血液検査は、肝機能検査や腎機能検査、脂肪代謝、骨代謝などを調べるためにも行われます。これは、病気の状態をみる為や、治療中の薬の副作用や合併症を知るためにあわせて行われます。

 

膠原病の疑いがあるときには血液検査以外にも、いくつかの検査が行われます。具体的には下記のようなものです。

 

尿検査

尿検査によって、尿たんぱく、尿糖、沈渣、クレアチニン排泄などを調べます。膠原病では腎機能障害や糖尿病などの合併症が起こるために、治療中も定期的に尿検査を行って腎臓の状態を確認します。

 

画像検査

内臓病変や骨・関節に変形が無いかなどを調べる為に、レントゲン(X線)検査や内視鏡検査などが行われます。
レントゲン検査が出来ない部位や情報が不明確な時には、超音波(エコー)、MRI、CTスキャン、RI(シンチグラフィ)なども行われます。

 

生理学的機能検査

心電図、呼吸機能、脈波、脳波、筋電図、神経伝導速度などによって、膠原病による障害で体の機能に異常が無いか調べます。

 

貯留液の検査

関節が腫れたり、胸や心臓、お腹に水(貯留液)が溜まったりした時に調べる検査です。
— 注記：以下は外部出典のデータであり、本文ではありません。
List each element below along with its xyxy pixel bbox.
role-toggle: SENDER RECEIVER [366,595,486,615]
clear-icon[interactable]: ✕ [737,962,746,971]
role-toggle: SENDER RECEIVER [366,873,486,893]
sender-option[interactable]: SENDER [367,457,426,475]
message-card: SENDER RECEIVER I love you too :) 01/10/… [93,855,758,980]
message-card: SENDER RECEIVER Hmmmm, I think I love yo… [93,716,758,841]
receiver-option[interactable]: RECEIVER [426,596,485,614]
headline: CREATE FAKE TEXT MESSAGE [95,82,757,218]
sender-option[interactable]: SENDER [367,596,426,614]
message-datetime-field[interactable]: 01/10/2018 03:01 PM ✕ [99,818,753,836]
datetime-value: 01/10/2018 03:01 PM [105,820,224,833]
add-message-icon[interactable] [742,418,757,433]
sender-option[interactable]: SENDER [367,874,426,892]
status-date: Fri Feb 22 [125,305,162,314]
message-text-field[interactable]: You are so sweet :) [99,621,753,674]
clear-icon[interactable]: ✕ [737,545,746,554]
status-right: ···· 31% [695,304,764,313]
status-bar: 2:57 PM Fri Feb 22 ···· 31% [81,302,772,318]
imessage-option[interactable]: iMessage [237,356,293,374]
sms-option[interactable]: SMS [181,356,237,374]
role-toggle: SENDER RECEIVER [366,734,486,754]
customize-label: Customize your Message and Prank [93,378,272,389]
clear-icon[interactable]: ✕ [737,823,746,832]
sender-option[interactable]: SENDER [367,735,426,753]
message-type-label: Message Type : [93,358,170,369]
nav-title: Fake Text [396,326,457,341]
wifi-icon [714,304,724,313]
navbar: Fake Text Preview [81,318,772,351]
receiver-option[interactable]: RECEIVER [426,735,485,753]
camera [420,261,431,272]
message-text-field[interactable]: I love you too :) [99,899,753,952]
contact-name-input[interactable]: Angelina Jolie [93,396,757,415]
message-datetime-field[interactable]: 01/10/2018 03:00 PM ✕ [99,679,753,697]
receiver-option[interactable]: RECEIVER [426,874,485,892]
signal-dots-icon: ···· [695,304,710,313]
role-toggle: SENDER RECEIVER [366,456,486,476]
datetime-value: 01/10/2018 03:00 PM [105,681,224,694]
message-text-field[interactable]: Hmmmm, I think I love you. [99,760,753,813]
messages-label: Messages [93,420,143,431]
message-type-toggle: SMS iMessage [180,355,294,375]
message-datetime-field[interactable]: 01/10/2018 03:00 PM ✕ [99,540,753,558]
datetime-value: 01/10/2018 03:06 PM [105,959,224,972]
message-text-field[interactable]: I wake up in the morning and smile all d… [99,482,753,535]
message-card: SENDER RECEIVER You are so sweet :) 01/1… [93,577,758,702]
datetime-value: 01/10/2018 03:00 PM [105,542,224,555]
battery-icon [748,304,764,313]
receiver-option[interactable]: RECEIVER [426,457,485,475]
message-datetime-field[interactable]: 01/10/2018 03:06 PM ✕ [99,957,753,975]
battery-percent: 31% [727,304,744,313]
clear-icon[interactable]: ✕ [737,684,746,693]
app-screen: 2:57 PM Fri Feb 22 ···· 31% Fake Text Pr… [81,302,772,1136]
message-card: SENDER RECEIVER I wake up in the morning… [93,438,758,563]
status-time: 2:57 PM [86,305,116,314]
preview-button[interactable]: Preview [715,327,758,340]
関節液、胸水、髄液などを取り出し、膠原病なのか、細菌感染による合併症なのかなどを確かめます。

 

病理組織学的検査(組織検査)

病変が疑われる組織(皮膚、筋肉、滑膜、口唇粘膜、腎臓、肺など)の一部を採取して、顕微鏡で観察する検査です。病気の現場をみるには最も良い検査方法です。
ただ、外科的な処置をするため、あらかじめ出血しやすくないかどうか、感染症が無いかどうかなど、安全に出来るかどうか確認します。

 

眼科的な検査

血管の炎症を伴うものは、網膜に変化をみることが多いので眼底検査を行い、シェーグレン症候群では乾燥性角結膜炎をきたすために、涙の分泌を調べるシルマーテストを行います。
ステロイド薬によって白内障や緑内障をきたすことがあり、定期的な検査とともに治療も併せて行われます。